Quatre ans après son inscription, les résultats scolaires de Khairatou se sont avérés encourageants. Et l'élève, qui figure parmi les meilleurs de son niveau, va passer en classe de CM 1 à la prochaine rentrée scolaire 2015-2016 au grand plaisir de ses parents, qui disaient n'avoir pourtant pas cru au début qu'elle pourrait y arriver. Le directeur de l'établissement M Souley Abdou dit d'elle ''une élève battante et courageuse dont les performances scolaires progressent chaque année''. Ce dernier a apprécié hautement cette prouesse de Khairatou. Lorsqu'on lui demande si elle pense qu'elle peut aller plus loin dans ses études la jeune fille affiche une détermination sans équivoque. ''Je ne suis pas destinée forcément à être mendiante parce que je suis handicapée. Moi aussi j'ai le droit à l'éducation comme tous les enfants, d'aller à l'école pour apprendre afin d'étudier pour, plus tard, gagner ma vie dignement. A mon avis ce n'est pas le fait que je sois boiteuse qui va m'en empêcher. Tous les enfants handicapés doivent bénéficier de soutien de l'Etat et des partenaires pour aller à l'école" dit-elle.

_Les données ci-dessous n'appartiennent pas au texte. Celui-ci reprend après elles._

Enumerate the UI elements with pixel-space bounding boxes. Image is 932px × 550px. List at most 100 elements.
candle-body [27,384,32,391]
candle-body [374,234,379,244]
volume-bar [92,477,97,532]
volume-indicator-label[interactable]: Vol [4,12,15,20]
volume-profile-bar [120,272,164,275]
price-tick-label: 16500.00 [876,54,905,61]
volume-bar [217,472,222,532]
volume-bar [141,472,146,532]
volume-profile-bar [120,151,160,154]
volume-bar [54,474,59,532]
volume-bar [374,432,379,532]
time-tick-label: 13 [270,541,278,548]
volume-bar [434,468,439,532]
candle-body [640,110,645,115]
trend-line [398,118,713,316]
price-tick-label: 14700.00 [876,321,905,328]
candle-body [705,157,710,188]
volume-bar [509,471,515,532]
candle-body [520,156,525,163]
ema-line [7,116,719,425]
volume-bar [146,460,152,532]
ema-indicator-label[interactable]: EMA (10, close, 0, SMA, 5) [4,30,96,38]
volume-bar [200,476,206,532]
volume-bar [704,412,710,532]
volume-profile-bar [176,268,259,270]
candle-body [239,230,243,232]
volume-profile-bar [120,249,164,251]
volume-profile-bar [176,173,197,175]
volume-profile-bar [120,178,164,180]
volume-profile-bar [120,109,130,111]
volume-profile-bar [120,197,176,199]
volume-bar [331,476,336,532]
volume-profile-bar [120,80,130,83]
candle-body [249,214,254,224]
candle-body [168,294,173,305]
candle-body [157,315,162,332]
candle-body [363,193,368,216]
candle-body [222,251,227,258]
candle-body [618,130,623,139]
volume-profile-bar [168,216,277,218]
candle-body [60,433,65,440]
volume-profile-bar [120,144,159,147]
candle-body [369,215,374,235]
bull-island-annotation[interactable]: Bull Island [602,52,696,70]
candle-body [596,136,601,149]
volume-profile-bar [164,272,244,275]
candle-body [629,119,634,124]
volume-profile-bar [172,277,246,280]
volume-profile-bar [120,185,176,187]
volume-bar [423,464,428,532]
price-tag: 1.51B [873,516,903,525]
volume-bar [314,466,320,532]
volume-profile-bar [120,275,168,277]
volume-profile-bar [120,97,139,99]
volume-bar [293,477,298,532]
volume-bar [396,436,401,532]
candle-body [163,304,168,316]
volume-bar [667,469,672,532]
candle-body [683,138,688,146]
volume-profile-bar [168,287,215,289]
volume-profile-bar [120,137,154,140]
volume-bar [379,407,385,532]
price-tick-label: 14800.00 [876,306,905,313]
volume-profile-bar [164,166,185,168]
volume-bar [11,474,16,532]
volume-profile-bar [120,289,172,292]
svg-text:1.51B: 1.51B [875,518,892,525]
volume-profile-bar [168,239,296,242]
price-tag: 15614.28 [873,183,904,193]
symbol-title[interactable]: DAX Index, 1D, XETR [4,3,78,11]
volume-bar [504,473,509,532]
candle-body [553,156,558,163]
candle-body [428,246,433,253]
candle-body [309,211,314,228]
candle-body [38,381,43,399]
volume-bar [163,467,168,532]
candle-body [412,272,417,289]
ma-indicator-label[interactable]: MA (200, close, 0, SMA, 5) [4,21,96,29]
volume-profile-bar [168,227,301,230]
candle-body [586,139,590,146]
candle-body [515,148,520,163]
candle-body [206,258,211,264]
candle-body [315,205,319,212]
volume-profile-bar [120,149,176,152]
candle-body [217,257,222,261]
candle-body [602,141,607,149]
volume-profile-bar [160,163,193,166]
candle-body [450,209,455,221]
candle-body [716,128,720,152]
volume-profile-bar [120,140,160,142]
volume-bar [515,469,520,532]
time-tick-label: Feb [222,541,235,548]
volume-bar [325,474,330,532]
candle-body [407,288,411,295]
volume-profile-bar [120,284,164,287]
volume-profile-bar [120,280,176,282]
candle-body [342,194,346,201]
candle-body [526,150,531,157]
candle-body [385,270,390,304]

Décomplexée depuis qu'elle a commencé à fréquenter, grâce au soutien et surtout à l'affection et l'engagement de ses enseignants, Khairatou dit ne déplorer aucune stigmatisation, ni provocation ou intimidation de la part de ses condisciples avec lesquels elle partage non seulement la classe mais aussi l'aire de la récréation. Etant une élève à part entière et fréquentant la même école avec les enfants dits "normaux". La jeune fille se dit prête à aller plus loin sur le chemin de l'école pour réaliser son rêve en précisant qu'elle veut devenir journaliste ou enseignante. Et cela est bien possible avec l'appui de l'ONG handicap International et
l'UNICEF qu'elle a tenu à remercier pour lui avoir montré la voie et l'avoir soutenue comme les dizaines d'autres enfants handicapés de Maradi qui ont bénéficié d'appuis divers de ces organisations, selon leur handicap.
En effet, en plus du soutien moral apporté aux élèves handicapés, certains élèves ont bénéficié des soutiens médicaux mais les établissements scolaires ont aussi bénéficié d'ouvrages et d'infrastructures pour accompagner les élèves. A l'école Diori 1 de Maradi par exemple, il a été réalisé des rampes de passage pour handicapé, des latrines et des tableaux abaissés, tous adaptés à la situation du handicap des enfants sans compter le système de suivi des enfants instauré pour les accompagner à l'école comme à la maison. Khairatou Ibrahim Laouali, s'en réjoui et souhaite disposer d'un moyen de locomotion à savoir un vélo tricycle pour soulager ses souffrances lors de ses déplacements à l'instar d'autres enfants qui en ont déjà bénéficié. La situation de Khairatou est un cas très encourageant surtout quand on sait que de nos jours des milliers d'enfants nigériens sont écartés du système éducatif à cause de leur handicap.
L'exemple du PMEIM mis en œuvre à Maradi mérite d'être vulgarisé, voire généralisé dans tout le pays pour que tout enfant, quel qu'en soit son handicap puisse bénéficier d'accompagnement pour jouir de son droit à l'éducation afin que le handicap ne soit plus un obstacle à la jouissance du droit à l'éducation d'un enfant tel que cela est consacré par les différents instruments juridiques internationaux, régionaux et nationaux.